[Cryptography] FREAK attack
Jerry Leichter
leichter at lrw.com
Sat Mar 7 07:27:15 EST 2015
On Mar 6, 2015, at 9:05 PM, Salz, Rich <rsalz at akamai.com> wrote:
> If FREAK shows 512K RSA can be factored in under half a day, then perhaps 1K RSA, which some have picked for the base year, can probably be factored in a week or two. So clearly, there has to be at least one change in your timelines.
I'm not sure how you're getting your estimate for 1K RSA. The RSA-1024 factoring challenge - with a $100,000 prize - remains unsolved. Indications are that someone will break it "any time now", but it hasn't happened.
Of course, the initial break will likely be with a very large network of machines and a great deal of time. To get to routine factoring using reasonable resources will take a number of years more. NIST "deprecated" RSA-1024 as of 2011, but only "disallowed" it starting in 2014, which seems conservative and prudent.

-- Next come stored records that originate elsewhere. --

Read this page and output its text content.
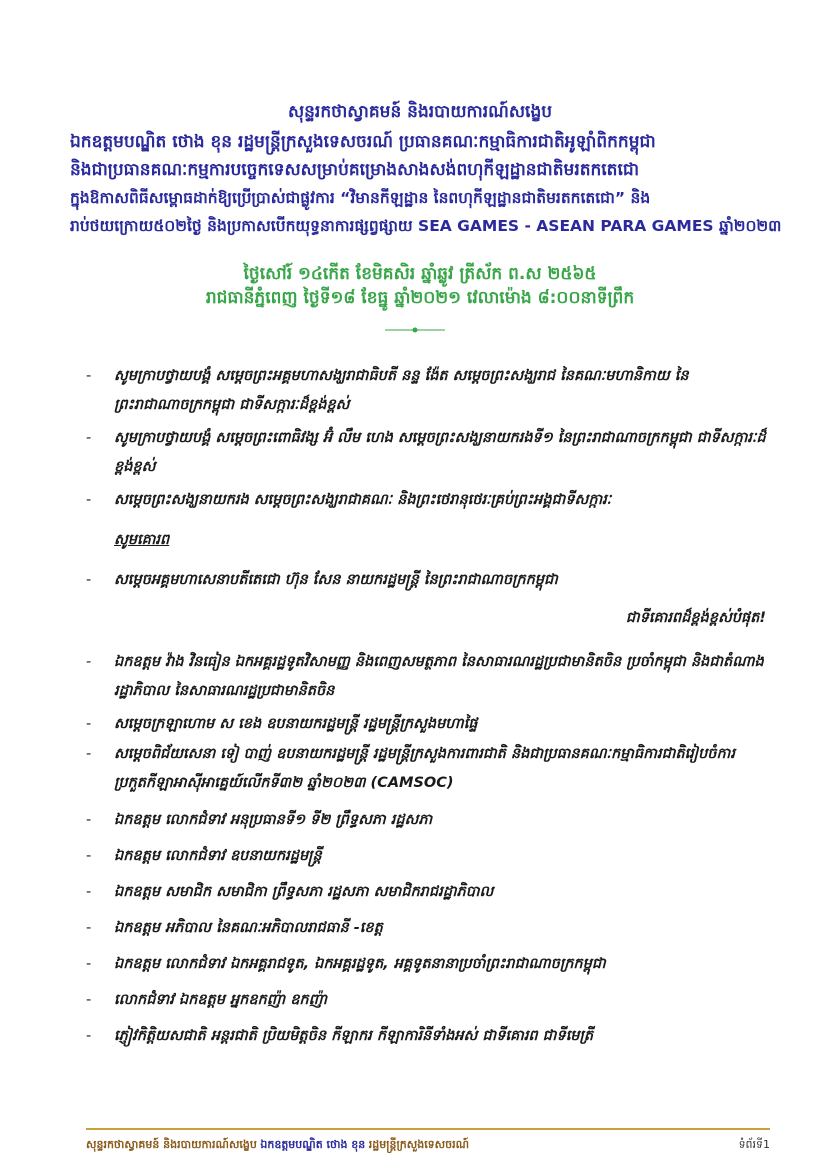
សុន្ទរកថាស្វាគមន៍ និងរបាយការណ៍សង្ខេប

ឯកឧត្តមបណ្ឌិត ថោង ខុន រដ្ឋមន្ត្រីក្រសួងទេសចរណ៍ ប្រធានគណៈកម្មាធិការជាតិអូឡាំពិកកម្ពុជា

និងជាប្រធានគណៈកម្មការបច្ចេកទេសសម្រាប់គម្រោងសាងសង់ពហុកីឡដ្ឋានជាតិមរតកតេជោ

ក្នុងឱកាសពិធីសម្ពោធដាក់ឱ្យប្រើប្រាស់ជាផ្លូវការ “វិមានកីឡដ្ឋាន នៃពហុកីឡដ្ឋានជាតិមរតកតេជោ” និង

រាប់ថយក្រោយ៥០២ថ្ងៃ និងប្រកាសបើកយុទ្ធនាការផ្សព្វផ្សាយ SEA GAMES - ASEAN PARA GAMES ឆ្នាំ២០២៣

ថ្ងៃសៅរ៍ ១៤កើត ខែមិគសិរ ឆ្នាំឆ្លូវ ត្រីស័ក ព.ស ២៥៦៥

រាជធានីភ្នំពេញ ថ្ងៃទី១៨ ខែធ្នូ ឆ្នាំ២០២១ វេលាម៉ោង ៨:០០នាទីព្រឹក

-	សូមក្រាបថ្វាយបង្គំ សម្តេចព្រះអគ្គមហាសង្ឃរាជាធិបតី នន្ទ ង៉ែត សម្តេចព្រះសង្ឃរាជ នៃគណៈមហានិកាយ នៃព្រះរាជាណាចក្រកម្ពុជា ជាទីសក្ការៈដ៏ខ្ពង់ខ្ពស់
-	សូមក្រាបថ្វាយបង្គំ សម្តេចព្រះពោធិវង្ស អ៊ំ លឹម ហេង សម្តេចព្រះសង្ឃនាយករងទី១ នៃព្រះរាជាណាចក្រកម្ពុជា ជាទីសក្ការៈដ៏ខ្ពង់ខ្ពស់
-	សម្តេចព្រះសង្ឃនាយករង សម្តេចព្រះសង្ឃរាជាគណៈ និងព្រះថេរានុថេរៈគ្រប់ព្រះអង្គជាទីសក្ការៈ
សូមគោរព
-	សម្តេចអគ្គមហាសេនាបតីតេជោ ហ៊ុន សែន នាយករដ្ឋមន្ត្រី នៃព្រះរាជាណាចក្រកម្ពុជា
ជាទីគោរពដ៏ខ្ពង់ខ្ពស់បំផុត!
-	ឯកឧត្តម វ៉ាង វិនធៀន ឯកអគ្គរដ្ឋទូតវិសាមញ្ញ និងពេញសមត្ថភាព នៃសាធារណរដ្ឋប្រជាមានិតចិន ប្រចាំកម្ពុជា និងជាតំណាងរដ្ឋាភិបាល នៃសាធារណរដ្ឋប្រជាមានិតចិន
-	សម្តេចក្រឡាហោម ស ខេង ឧបនាយករដ្ឋមន្ត្រី រដ្ឋមន្ត្រីក្រសួងមហាផ្ទៃ
-	សម្តេចពិជ័យសេនា ទៀ បាញ់ ឧបនាយករដ្ឋមន្ត្រី រដ្ឋមន្ត្រីក្រសួងការពារជាតិ និងជាប្រធានគណៈកម្មាធិការជាតិរៀបចំការប្រកួតកីឡាអាស៊ីអាគ្នេយ៍លើកទី៣២ ឆ្នាំ២០២៣ (CAMSOC)
-	ឯកឧត្តម លោកជំទាវ អនុប្រធានទី១ ទី២ ព្រឹទ្ធសភា រដ្ឋសភា
-	ឯកឧត្តម លោកជំទាវ ឧបនាយករដ្ឋមន្ត្រី
-	ឯកឧត្តម សមាជិក សមាជិកា ព្រឹទ្ធសភា រដ្ឋសភា សមាជិករាជរដ្ឋាភិបាល
-	ឯកឧត្តម អភិបាល នៃគណៈអភិបាលរាជធានី -ខេត្ត
-	ឯកឧត្តម លោកជំទាវ ឯកអគ្គរាជទូត, ឯកអគ្គរដ្ឋទូត, អគ្គទូតនានាប្រចាំព្រះរាជាណាចក្រកម្ពុជា
-	លោកជំទាវ ឯកឧត្តម អ្នកឧកញ៉ា ឧកញ៉ា
-	ភ្ញៀវកិត្តិយសជាតិ អន្តរជាតិ ប្រិយមិត្តចិន កីឡាករ កីឡាការិនីទាំងអស់ ជាទីគោរព ជាទីមេត្រី
សុន្ទរកថាស្វាគមន៍ និងរបាយការណ៍សង្ខេប ឯកឧត្តមបណ្ឌិត ថោង ខុន រដ្ឋមន្ត្រីក្រសួងទេសចរណ៍	ទំព័រទី1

Accepted asymmetric encryption algorithms have not be attacked successfully; they've only "timed out" in the sense that their security parameters have become too small to provide an adequate defense against ever-faster attackers. The "time out" periods have been predicted well in advance over quite a few years, so can reasonably be planned for. At least with RSA, trying to stay "way ahead" - say, using 16K keys - is impractical for performance reasons. What's needed for asymmetric algorithms appears to be: Pick an algorithm and provide a pre-planned means to increase key sizes over time.
At some point we might well want to "transition" from RSA to ECC. But there's little reason to have them as *alternatives*.